The ‘Red Tape Monster’ strikes again

The ‘Red Tape Monster’ strikes again

This morning I went to a consultation put on by the Australian Charities and Not-For-Profit Commission (ACNC) about the new regulatory framework that is being proposed for charities.  The room was full of interested parties.

I won’t go into great detail on the proposed changes – you can find out more here.  In a very brief nutshell, the commission aims to consolidate and simplify much of the regulation for the charities sector from July 2012, and then potentially extend it to the not-for-profit sector from 2014.  Most smaller not-for-profits, even those with Deductible Gift Recipient (DGR) status, will therefore be unaffected for the foreseeable future.

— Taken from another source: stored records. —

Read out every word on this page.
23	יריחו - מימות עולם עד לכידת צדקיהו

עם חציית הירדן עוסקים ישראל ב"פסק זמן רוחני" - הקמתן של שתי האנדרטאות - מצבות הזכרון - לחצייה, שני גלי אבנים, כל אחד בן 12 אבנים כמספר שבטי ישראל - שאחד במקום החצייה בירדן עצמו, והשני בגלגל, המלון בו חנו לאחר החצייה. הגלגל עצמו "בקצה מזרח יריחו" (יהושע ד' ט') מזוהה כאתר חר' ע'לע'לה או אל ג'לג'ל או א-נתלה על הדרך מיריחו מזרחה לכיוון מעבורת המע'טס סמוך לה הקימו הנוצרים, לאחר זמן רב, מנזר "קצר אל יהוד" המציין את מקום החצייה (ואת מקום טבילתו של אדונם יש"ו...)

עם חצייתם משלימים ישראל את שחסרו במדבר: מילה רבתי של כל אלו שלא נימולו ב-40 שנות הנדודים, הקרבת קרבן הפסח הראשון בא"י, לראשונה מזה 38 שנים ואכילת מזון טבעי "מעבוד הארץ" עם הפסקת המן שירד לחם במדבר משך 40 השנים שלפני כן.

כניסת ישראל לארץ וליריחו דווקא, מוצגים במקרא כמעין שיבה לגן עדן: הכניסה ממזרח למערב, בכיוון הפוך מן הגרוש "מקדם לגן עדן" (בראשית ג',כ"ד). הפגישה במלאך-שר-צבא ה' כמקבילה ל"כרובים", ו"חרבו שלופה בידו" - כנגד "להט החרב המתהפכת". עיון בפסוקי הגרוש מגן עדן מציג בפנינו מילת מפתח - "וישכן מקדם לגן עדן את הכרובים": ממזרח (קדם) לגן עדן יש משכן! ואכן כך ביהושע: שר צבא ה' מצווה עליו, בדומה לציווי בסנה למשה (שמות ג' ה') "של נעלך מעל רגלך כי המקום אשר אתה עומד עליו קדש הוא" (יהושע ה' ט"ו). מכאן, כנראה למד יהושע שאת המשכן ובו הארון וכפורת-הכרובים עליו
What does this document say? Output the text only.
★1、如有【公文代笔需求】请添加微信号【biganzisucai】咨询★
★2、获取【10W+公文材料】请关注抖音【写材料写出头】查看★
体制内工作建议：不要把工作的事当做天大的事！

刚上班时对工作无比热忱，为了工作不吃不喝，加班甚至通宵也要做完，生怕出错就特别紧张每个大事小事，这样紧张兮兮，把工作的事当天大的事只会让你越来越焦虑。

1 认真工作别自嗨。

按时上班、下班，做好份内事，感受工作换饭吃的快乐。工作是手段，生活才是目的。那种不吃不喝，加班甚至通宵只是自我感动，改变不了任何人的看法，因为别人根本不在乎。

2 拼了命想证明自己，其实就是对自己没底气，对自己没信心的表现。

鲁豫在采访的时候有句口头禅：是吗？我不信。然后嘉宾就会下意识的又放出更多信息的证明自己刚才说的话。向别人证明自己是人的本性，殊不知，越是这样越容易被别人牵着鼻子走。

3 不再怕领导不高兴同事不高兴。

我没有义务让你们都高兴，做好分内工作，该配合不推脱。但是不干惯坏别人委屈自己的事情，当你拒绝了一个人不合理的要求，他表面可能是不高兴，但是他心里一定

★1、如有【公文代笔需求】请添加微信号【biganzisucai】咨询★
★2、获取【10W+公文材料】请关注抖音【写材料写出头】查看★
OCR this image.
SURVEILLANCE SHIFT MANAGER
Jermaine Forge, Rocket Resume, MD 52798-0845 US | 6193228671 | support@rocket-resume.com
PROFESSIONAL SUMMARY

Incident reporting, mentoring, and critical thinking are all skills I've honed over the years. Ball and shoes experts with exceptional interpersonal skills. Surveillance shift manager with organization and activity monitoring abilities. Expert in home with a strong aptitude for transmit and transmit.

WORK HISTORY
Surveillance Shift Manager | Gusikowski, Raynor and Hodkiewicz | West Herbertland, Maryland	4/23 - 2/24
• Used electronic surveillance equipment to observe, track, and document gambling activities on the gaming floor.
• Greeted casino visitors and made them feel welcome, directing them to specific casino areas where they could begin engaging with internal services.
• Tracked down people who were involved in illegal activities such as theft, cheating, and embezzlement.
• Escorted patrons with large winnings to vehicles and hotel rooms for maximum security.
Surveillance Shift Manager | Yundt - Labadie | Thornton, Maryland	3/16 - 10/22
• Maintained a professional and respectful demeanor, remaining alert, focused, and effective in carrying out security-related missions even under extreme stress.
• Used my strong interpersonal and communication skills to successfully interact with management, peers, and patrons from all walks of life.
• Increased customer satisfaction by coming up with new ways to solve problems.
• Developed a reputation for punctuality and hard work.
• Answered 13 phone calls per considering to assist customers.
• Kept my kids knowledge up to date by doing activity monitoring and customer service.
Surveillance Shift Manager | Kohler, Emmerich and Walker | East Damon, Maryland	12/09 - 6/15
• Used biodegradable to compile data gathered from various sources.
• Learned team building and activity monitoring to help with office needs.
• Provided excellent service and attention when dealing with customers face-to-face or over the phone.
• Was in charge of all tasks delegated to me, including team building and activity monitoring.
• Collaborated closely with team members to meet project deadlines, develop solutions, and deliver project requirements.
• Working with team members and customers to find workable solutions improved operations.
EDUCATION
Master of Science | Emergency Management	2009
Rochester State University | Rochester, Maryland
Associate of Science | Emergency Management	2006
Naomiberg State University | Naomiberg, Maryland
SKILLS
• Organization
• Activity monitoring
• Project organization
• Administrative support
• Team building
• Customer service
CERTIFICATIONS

What struck me at the session was a comment from one gentleman about making certain that volunteers were somehow protected from the onerous compliance burden of ‘improvements’, for example on reporting or various applications.  The comment was the only one to draw a wholehearted round of applause from the audience.

He further went on to add that it is the burden of paperwork and compliance that can make it so difficult to attract volunteers into office-bearing positions.

At a grassroots level, what can be done to address this problem?

First, regulators need to look at ways to minimise this burden, and assist volunteers to easily see their way through their obligations.

Another way is for committees to share the burden.  Split the jobs amongst many and support each other.  Leave a trail so that the next person doing the same ‘gig’ has the benefit of your experience.

Going further, you can seek help from your peak body (should you have one) or buddy up with similar groups in your area to nut your way through the maze of red tape.

Short of this, it is often left to extremely dedicated volunteers to skill themselves up through their own efforts, and singlehandedly take on the ‘red tape monster’.